Speed differentiates between winning and losing | Sunday Observer

Speed differentiates between winning and losing

Speed matters in everything; whether in terms of machine or human activity, speed differentiates between winning and losing. In essence, it could be a real competitive advantage when all other variable factors seem equal.

To be fast means to see trends and big opportunities before they become obvious to everyone; to make decisions on the spot and without delay; to execute quickly at every level; and to anticipate the need for change before the marketplace passes on a judgment that you just don’t ‘get it’ as a business.

Speed has its popular connotation but speed in business isn’t about being frazzled and out of breath. What frazzles us and wears us out are all the speed bumps that get put in our path while on a journey of business.

If your execution speed is lower than that of your known and unknown competitors, then you are in for a surprising defeat. Bad as it can be, the loss of sizable revenue opportunities may not be experienced until you have invested big time money and sweat into the game.

Perhaps if you are still at the early stage, always bear in mind that businesses are built not to be the innovative first fast mover, but to fill a void in the market place. Life’s best opportunities are measured in time.

And that time is not enough to accomplish all that you desire. So making the right choice is crucial for success.

Small organizations

In the fast paced world we live in today, speed is the ultimate customer turn on. Customer’s today are willing to pay for speed. The old saying ‘time is money’ is more true in the new world.

Everyone is short of time. Customers hate delays, long queues, and out-of-stocks. Customers love finding what they want, making the purchase and getting back to work fast. Speed is the one advantage that the big competition can’t duplicate easily.

Most big companies are bureaucratic, functionalized, and self-absorbed with long approval processes and due diligence.

They don’t listen, they are slow to change, and they kill momentum and initiative. The one barrier to entry that still stands is ‘execution’.

Everybody can get the same idea and lots of people can raise money but when it comes to implementing and executing lots of competitors are all thumbs. Ideas without speedy execution are worth nothing.
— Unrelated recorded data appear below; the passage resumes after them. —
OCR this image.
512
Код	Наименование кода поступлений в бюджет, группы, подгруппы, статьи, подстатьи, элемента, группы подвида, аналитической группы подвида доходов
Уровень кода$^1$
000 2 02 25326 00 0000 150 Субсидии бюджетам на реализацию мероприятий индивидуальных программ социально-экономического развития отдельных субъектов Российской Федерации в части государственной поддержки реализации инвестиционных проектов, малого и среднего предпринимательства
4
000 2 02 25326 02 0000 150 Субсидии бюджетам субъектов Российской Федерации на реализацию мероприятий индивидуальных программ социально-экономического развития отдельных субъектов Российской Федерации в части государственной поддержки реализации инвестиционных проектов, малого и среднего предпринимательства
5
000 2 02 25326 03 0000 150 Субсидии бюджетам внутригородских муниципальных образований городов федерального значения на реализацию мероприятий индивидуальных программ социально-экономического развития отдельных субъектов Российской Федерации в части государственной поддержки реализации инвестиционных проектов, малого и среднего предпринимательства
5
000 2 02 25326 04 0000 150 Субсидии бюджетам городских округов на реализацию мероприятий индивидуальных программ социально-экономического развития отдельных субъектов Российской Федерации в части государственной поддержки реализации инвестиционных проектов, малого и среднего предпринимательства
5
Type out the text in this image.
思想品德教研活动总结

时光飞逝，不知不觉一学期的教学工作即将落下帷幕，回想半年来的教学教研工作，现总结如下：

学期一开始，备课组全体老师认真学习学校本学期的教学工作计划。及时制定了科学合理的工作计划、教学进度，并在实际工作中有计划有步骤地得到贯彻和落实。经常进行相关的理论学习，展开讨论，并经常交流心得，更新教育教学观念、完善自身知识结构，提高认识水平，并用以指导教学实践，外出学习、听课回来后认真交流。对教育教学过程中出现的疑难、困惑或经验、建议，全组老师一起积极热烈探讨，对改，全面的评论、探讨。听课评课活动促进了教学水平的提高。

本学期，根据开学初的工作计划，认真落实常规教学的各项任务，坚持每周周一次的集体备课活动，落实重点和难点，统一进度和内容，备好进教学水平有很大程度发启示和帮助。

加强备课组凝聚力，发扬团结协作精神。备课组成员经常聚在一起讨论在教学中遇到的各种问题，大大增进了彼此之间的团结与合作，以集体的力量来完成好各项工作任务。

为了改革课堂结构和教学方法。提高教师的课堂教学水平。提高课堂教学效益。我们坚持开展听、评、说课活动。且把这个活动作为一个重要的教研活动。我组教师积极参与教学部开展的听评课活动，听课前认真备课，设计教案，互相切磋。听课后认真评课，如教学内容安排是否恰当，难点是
If you think your idea is worth anything to anyone other than yourself: Try selling it.

Organizational reflexes

A company can see an opportunity to innovate or capture new customers and market share, but by the time resources are allocated and people with the right skills are put in place, the opportunity is gone.

The organization simply cannot get out of its own way. The pace of change takes its toll on an organization.

One way to think about organizational agility is much like the way the head of a supply chain organization thinks about quality.

Quality isn’t a matter of appointing someone to check your products, because by then it’s too late; rather, it’s a matter of embedding scrutiny and commitment into every step of the process. An agile organization looks across multiple dimensions of talent, culture, organization structure and leadership, and embeds flexibility to ensure speed.

It adds up to a workforce that can move closer to the speed of ideas and opportunities.

The exemplars also put a premium on rich collaboration — which shouldn’t be confused with slow consensus-building.

Truly effective collaboration involves the wide distribution and free flow of information; quick sharing of perspectives from across the organization, and rapid decision making that can, when needed, jump hierarchies in a single bound.